BR: You’re regarded nationally as a big-time recruiter. How did you earn that label, and what values and traits do you that you believe make you a good recruiter?

Matt: “Just being genuine, I think, is the most important thing. When you’re genuine and you treat people with respect, and you foster a relationship by trust, that’s what’s led me to be able to build really strong relationships, which has helped me get to this point. And ultimately, I’m fortunate enough to have a job and work for a guy I really like, a friend. When you have that, it makes your job easier. Because you believe. I was fortunate enough to work for Chris Mullen, who you believe in, and you work hard for. Those are all special things that make your job easier.”

BR: When you hit the road recruiting, what kind of things will you highlight to recruit to Nebraska?

Matt: “Fred. Experience. NBA. Every kid wants to hear, ‘NBA, NBA, NBA, how do I get there?’ When you have a guy who was a player, a GM and head coach – which, I don’t know if there’s anybody in college basketball who can say that – that’s impactful enough that it allows you the opportunity to get in the door with a lot of kids. Then the biggest thing is trying to get the trust to where they come to campus for a visit, because I feel like if we get kids to visit, we have a great shot of getting them. That’s the key, the hurdle to get over. We’ve got to get them to campus.”

BR: Where do Nebraska’s facilities fit in that regard?

Matt: “Man, they’re amazing. You get (the recruits) here, you don’t even need to talk, just let them walk around and I think they’ll be in awe how incredible they are.”

BR: Do you have a niche for recruiting transfers?

Matt: “I’ve recruited a lot of high school kids as well. Arguably one of the best high school players to ever play at St. John’s, I recruited, Shamorie Ponds. I’ve recruited a lot of high-level high school kids. Transfers, I’ve clearly made a major impact because we were really the first program (at Iowa State) to build a program off of them. And when you have success, my name will forever be attached to a transfer guy. But ultimately, like Fred said, it doesn’t matter where the kids come from – high school, juco, transfer, international – we just want to accumulate the best talent and the most talent.”

BR: What formula do you believe will work here first?

Matt: “Personally, I always go for the adage of get old and stay old. I think it’s a proven fact that it works in college basketball. When you are filled with freshmen with inexperience, it’s extremely difficult to win at the level that we want to. But I also think there’s a nice recipe of experience with youth, and that’s where the balance has to go. To answer that right now, I don’t know where that balance lies.

BR: Did anything from Fred’s news conference stick out to you?

Matt: “Just that he’s a guy who clearly cares and wants to make Nebraska a national brand that it could and should be. That comes across as a striking aspect of who he is and why he took this job. Certainly, he comes across as somebody who family is a huge part of his life, an incredible family, and that part in itself is how he’s going to run his program.
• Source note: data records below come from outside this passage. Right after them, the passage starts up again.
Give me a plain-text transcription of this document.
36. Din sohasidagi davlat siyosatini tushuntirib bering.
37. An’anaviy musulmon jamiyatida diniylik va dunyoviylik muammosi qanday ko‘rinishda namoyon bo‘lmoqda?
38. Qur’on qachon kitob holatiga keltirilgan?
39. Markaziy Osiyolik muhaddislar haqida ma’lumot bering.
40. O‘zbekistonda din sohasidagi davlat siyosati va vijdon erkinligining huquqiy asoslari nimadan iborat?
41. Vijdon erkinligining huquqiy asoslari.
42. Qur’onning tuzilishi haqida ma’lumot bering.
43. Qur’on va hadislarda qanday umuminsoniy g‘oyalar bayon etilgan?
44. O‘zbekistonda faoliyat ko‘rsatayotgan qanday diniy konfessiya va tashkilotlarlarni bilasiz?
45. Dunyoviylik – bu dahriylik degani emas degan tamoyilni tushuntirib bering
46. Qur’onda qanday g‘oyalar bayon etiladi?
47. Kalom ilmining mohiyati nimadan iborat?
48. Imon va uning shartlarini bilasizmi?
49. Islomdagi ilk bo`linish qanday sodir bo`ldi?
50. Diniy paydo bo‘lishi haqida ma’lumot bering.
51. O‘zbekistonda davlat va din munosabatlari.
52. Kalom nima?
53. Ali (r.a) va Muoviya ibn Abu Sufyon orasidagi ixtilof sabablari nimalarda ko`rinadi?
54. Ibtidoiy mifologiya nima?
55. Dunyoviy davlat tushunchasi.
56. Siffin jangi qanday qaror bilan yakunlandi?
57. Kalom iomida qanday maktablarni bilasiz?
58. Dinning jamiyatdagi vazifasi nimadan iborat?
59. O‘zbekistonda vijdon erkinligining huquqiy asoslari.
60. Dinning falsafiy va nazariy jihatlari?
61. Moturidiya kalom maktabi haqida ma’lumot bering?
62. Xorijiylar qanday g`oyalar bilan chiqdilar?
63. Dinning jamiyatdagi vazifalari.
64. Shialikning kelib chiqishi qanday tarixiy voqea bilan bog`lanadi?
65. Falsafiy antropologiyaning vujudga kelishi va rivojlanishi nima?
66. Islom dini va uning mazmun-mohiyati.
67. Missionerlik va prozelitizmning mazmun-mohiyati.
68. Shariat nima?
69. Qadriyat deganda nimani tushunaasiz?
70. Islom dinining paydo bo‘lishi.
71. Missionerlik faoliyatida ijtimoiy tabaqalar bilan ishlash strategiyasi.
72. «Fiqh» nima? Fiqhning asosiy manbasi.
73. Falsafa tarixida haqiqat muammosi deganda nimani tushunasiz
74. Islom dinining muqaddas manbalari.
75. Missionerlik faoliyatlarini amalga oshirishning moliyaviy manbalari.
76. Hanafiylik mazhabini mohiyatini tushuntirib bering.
It’s a family.”

BR: How do you feel about coming to the Big Ten?

Matt: “It’s a ridiculous conference. It sure as heck’s not easy. Every night is a challenge, 20 times a year. But it’s great. You want to play among the best. It’s certainly one of the best conferences in the country. I’m looking forward to the daily challenges that it provides.”

BR: What do you know about your current roster?

Matt: “Not a ton yet. We played Nebraska last year, and played very well at home. I knew that team. I knew the guys that were seniors (this year) really well because they played a big role last year. The one thing that I admired is literally they never quit. That, to me, is an amazing trait that can carry you to some really big places.”